Page 54 of 'Jesus and the Eyewitnesses' is where Bauckham reveals his psychic abilities, which grant him the ability to know Bartimaeus was still alive when Mark wrote, but died before Matthew and Luke wrote.
And so Bartimaeus fell into obscurity (it must be true, it is in a Bauckham book), and Matthew and Luke omitted his name , because Bartimaeus was now an obscure figure.
I would have thought the role of a 'historian' like Luke was to rescue people from obscurity, not just to reproduce stories about them, and then omit names from the story because nobody had heard of the person.
How quickly Christians forget.
Just a few years earlier, Bartimaeus had been a living miracle, and then everybody forgot even his name.
So Luke airbrushed his name out of history, just as Luke airbrushed out all hints that James the church leader had ever had any relationship with Jesus.
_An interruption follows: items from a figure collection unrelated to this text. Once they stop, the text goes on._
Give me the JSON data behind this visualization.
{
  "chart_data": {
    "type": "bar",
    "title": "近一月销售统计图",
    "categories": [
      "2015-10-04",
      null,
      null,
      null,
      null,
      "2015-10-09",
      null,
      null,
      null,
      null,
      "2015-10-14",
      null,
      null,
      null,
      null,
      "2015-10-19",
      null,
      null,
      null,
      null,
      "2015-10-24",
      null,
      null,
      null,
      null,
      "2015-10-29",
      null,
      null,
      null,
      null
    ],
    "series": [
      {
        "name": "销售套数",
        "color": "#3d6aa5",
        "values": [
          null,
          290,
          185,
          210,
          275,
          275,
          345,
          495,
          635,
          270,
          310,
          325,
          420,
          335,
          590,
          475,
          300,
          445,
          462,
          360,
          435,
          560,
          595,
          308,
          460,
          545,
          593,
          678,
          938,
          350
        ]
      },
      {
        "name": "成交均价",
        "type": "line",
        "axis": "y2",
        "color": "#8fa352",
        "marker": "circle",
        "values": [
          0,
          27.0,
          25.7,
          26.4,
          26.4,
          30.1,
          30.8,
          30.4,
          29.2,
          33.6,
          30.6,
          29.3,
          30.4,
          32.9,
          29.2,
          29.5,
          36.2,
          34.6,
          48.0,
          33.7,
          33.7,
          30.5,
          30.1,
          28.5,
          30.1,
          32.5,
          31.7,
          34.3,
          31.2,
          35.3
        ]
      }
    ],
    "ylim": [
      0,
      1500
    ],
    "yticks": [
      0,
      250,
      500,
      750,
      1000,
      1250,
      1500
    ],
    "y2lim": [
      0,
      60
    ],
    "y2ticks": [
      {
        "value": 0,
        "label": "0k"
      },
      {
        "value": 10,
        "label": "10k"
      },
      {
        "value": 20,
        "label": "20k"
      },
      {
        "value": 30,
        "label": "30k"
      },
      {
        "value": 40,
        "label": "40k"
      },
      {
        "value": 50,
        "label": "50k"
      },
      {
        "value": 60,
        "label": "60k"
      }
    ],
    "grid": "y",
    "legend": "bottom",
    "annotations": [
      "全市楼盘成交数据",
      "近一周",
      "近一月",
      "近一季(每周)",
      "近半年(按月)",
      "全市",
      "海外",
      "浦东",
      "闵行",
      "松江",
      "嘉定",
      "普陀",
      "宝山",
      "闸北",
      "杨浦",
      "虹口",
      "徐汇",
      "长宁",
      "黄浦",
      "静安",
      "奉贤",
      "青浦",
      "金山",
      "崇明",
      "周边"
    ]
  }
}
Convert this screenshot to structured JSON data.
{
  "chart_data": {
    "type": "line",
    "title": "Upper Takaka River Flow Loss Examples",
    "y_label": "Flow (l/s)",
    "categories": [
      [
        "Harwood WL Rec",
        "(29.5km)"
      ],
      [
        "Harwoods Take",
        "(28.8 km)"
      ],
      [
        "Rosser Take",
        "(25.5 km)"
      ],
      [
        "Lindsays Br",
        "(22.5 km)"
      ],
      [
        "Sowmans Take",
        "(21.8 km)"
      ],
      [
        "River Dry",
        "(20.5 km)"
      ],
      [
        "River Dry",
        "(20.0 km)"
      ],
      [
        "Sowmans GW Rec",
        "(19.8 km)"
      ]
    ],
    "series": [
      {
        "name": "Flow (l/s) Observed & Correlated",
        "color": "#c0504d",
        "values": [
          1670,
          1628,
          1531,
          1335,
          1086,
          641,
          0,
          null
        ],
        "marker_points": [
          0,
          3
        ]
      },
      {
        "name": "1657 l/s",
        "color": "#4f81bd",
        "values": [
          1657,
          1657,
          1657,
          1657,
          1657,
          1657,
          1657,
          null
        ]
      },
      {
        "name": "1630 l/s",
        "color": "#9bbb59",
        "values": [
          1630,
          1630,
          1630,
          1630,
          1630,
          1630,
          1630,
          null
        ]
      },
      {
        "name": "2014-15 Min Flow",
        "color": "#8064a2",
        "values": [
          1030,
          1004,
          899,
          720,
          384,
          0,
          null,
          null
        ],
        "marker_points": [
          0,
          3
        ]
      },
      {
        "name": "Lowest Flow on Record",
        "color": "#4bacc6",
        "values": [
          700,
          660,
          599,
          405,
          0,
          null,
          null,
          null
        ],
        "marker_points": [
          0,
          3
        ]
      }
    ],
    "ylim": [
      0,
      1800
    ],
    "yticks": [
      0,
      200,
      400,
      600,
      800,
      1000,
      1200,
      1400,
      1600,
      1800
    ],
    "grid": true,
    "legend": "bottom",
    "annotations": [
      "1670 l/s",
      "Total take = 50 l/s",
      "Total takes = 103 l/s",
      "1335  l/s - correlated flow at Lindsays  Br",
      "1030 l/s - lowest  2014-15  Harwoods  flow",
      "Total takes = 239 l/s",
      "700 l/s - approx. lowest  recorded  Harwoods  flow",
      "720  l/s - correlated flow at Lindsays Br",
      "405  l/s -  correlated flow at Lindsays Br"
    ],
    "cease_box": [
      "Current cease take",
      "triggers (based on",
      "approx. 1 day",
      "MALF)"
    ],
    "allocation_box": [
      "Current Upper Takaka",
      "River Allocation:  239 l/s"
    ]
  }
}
It must be said however, that many will remain unconvinced by the alternative model of a “Formal Controlled Tradition” that Bauckham proposes in this book. It may be true that the literary features of mark show a closer connection with the testimony of Peter than is commonly assumed. But the evidence fails to sustain Bauckham’s hypothesis of a fixed body of Jesus tradition formulated by the Twelve in Jerusalem and mediated directly to the author of Mark through the apostolic preaching of Peter. Without accepting Bauckham’s dubious claim that Peter’s appearance at the beginning and end of Mark represents a literary device for identifying the work’s authoritative witness, it is very difficult to affirm the other alleged indication of the author’s reliance on Peter’s testimony, which are ambiguous at best. Equally questionable are the historical conclusions Backham draws from Paul’s Letters about the formal transmission of Jesus traditions. The level of institutionalization thus ascribed to the Jesus movement in the earliest stages of its development strains credibility. Likewise, Bauckham’s hypothesis about the Beloved Disciple as the eyewitness author of the Fourth Gospel will not convince many. Often resting on unproven assumptions, the argument frequently invokes highly conjectural explanations of textual evidence that are not easily affirmed. For examples, most will find fanciful the attempt to account for the infrequency and obscurity of references to the Beloved Disciples by appealing to the author’s need to establish his credibility as a perceptive disciple before disclosing his identity as the actual author of the Gospel. Even if we were to accept as probable many of the conclusions Bauckham draws from the Gospels, there still remains a larger question that weakens the argument of the book. If it is true that the Evangelists attached such importance to eyewitness testimony, then why are indications of this not more obvious and explicit? In response, Bauckham claims that ancient readers would have expected the Gospels to have eyewitness sources and so would have been alert to the subtle indications provided by the text. This explanation ascribes to the Evangelists and their readers a full measure of literary sophistication and an informed familiarity with the canons of Greco-Roman historiography. But this seems to far exceed what we can claim to know about the first eyewitnesses and those who listened to their testimony.
--Dean Bechard of the Pontifico Instituto Biblico, Rome--final paragraph of his review of Richard Bauckham’s, Jesus and the Eyewitnesses. Review published in Biblica, v.90, fasc.1, 2009, p. 126-129.